What to prepare when participating in horseback riding

Horse riding is a difficult technical sport, requiring riders to coordinate the movements and coordinate with the horse to be able to ride the horse in the best way and avoid injury.

Before entering the training ground, students must wear a helmet, shoes, instructions on hand, head and neck boots to avoid injuries that may occur during practice. At the same time, on the saddle, everyone warms their hands, head, neck, shoulders, hips to avoid injuries that may occur during training. The booting takes quite a bit of time. Before practicing, students must perform warm-up movements on horseback: turning arms, shoulders, neck, and at the same time, learners also learn to reflect falling positions to minimize injuries.

After the warm-up exercises, students can control the horse by themselves. Before entering the training ground, students must wear a helmet and shoes. The rider must wear a helmet, athletic shoes on a horse, and be instructed by the trainer on how to use the reins and movements to control the horse to turn left, turn right, stop. Students are allowed to ride a few laps around the yard, the horses are firmly seated in the yard and they will be with the students throughout the lesson to keep the reins and balance. Each student himself entered the barn to choose a horse that he liked and then built the saddle.

To be able to control the horse proficiently, students must practice 2 sessions/week for a minimum of 6 months.

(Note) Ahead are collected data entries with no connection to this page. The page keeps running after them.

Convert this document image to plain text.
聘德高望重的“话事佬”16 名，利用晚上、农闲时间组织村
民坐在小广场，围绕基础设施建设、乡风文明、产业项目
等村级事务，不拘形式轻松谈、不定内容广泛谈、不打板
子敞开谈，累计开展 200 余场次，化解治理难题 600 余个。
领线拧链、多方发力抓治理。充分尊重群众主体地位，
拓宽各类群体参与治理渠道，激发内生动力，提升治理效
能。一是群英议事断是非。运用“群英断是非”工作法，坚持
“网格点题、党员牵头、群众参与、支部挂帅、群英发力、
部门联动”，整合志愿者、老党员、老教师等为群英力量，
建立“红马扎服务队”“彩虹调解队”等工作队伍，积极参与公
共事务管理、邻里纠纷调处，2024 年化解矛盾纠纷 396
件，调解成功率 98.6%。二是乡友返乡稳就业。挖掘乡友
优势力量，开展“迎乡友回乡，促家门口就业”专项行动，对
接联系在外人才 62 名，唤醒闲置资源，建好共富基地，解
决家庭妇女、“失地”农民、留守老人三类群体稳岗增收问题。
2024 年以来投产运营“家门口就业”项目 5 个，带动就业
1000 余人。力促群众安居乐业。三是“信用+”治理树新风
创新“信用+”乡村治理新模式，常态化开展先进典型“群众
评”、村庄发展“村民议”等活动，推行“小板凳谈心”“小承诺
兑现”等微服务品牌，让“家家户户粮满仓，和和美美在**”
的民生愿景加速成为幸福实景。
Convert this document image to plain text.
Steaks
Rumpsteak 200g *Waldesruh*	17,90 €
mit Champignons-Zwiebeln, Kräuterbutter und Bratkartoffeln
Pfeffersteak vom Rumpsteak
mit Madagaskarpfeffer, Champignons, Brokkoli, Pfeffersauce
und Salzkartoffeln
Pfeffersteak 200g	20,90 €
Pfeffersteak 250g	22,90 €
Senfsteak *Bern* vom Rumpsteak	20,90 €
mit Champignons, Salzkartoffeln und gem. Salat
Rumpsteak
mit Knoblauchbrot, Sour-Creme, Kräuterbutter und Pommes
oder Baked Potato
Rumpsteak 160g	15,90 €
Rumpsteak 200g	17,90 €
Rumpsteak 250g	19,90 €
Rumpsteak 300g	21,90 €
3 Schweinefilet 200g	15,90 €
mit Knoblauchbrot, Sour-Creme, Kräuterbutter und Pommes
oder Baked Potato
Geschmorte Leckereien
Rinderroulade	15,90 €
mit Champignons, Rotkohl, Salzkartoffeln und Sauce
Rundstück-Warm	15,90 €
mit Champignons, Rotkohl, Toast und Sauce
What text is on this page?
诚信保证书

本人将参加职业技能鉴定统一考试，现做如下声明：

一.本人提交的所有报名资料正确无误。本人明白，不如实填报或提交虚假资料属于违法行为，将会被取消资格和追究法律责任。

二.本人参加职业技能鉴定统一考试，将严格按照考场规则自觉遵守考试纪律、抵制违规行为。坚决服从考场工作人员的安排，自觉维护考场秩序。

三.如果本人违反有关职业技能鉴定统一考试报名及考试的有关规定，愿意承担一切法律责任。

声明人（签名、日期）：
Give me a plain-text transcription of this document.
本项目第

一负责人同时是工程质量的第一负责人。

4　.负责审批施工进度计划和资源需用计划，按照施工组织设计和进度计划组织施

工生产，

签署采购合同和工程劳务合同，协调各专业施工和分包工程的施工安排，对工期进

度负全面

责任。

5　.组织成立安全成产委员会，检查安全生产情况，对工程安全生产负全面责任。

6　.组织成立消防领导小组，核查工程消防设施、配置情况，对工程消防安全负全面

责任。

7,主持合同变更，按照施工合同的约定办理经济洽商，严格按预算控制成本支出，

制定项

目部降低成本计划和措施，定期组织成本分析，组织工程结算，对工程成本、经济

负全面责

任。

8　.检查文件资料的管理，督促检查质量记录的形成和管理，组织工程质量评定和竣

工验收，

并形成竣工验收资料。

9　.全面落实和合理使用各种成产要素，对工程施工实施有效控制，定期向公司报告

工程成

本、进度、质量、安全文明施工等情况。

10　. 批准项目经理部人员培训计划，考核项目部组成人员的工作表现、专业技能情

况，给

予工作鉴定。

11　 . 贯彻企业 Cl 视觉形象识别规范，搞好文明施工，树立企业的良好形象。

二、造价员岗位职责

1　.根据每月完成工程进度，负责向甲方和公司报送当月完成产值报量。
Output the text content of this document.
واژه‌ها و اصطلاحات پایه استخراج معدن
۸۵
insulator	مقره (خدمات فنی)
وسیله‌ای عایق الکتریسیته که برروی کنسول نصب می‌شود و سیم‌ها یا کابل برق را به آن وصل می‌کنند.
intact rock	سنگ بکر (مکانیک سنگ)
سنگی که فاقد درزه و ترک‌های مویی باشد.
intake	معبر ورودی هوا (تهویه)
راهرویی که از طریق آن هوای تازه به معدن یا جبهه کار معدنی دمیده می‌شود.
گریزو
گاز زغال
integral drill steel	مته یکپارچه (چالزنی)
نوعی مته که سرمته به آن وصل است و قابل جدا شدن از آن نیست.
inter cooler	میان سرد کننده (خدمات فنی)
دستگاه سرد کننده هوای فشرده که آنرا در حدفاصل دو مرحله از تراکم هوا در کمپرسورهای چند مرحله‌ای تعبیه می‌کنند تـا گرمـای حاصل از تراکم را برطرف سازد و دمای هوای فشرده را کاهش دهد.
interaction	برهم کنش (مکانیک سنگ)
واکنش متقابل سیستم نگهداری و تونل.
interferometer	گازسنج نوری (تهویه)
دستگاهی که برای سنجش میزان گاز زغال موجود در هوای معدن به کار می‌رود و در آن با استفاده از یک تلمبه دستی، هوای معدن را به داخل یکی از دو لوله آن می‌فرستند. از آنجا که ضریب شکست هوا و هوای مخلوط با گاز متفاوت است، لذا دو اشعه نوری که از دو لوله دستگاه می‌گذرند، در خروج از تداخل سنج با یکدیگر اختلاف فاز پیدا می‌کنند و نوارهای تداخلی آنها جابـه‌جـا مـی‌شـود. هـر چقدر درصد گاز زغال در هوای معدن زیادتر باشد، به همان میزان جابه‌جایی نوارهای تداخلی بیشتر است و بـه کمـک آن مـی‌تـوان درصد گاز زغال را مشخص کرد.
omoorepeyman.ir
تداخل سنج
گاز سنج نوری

With difficult techniques such as riding an obstacle course, it takes students more than a year to be eligible to attend because this technique is very difficult. Every week the students had to change their horses to practice their progress because each horse was a different personality.

At the advanced level, students are taught difficult movements such as hurdles, hurdles. Practitioners sitting on horseback focused to perform very rhythmic and beautiful movements, sometimes bending backwards, sometimes bringing their knees up to the horses’ feet, letting the horses gallop quickly, run around. The movements are done decisively according to the coach’s breathing rhythms.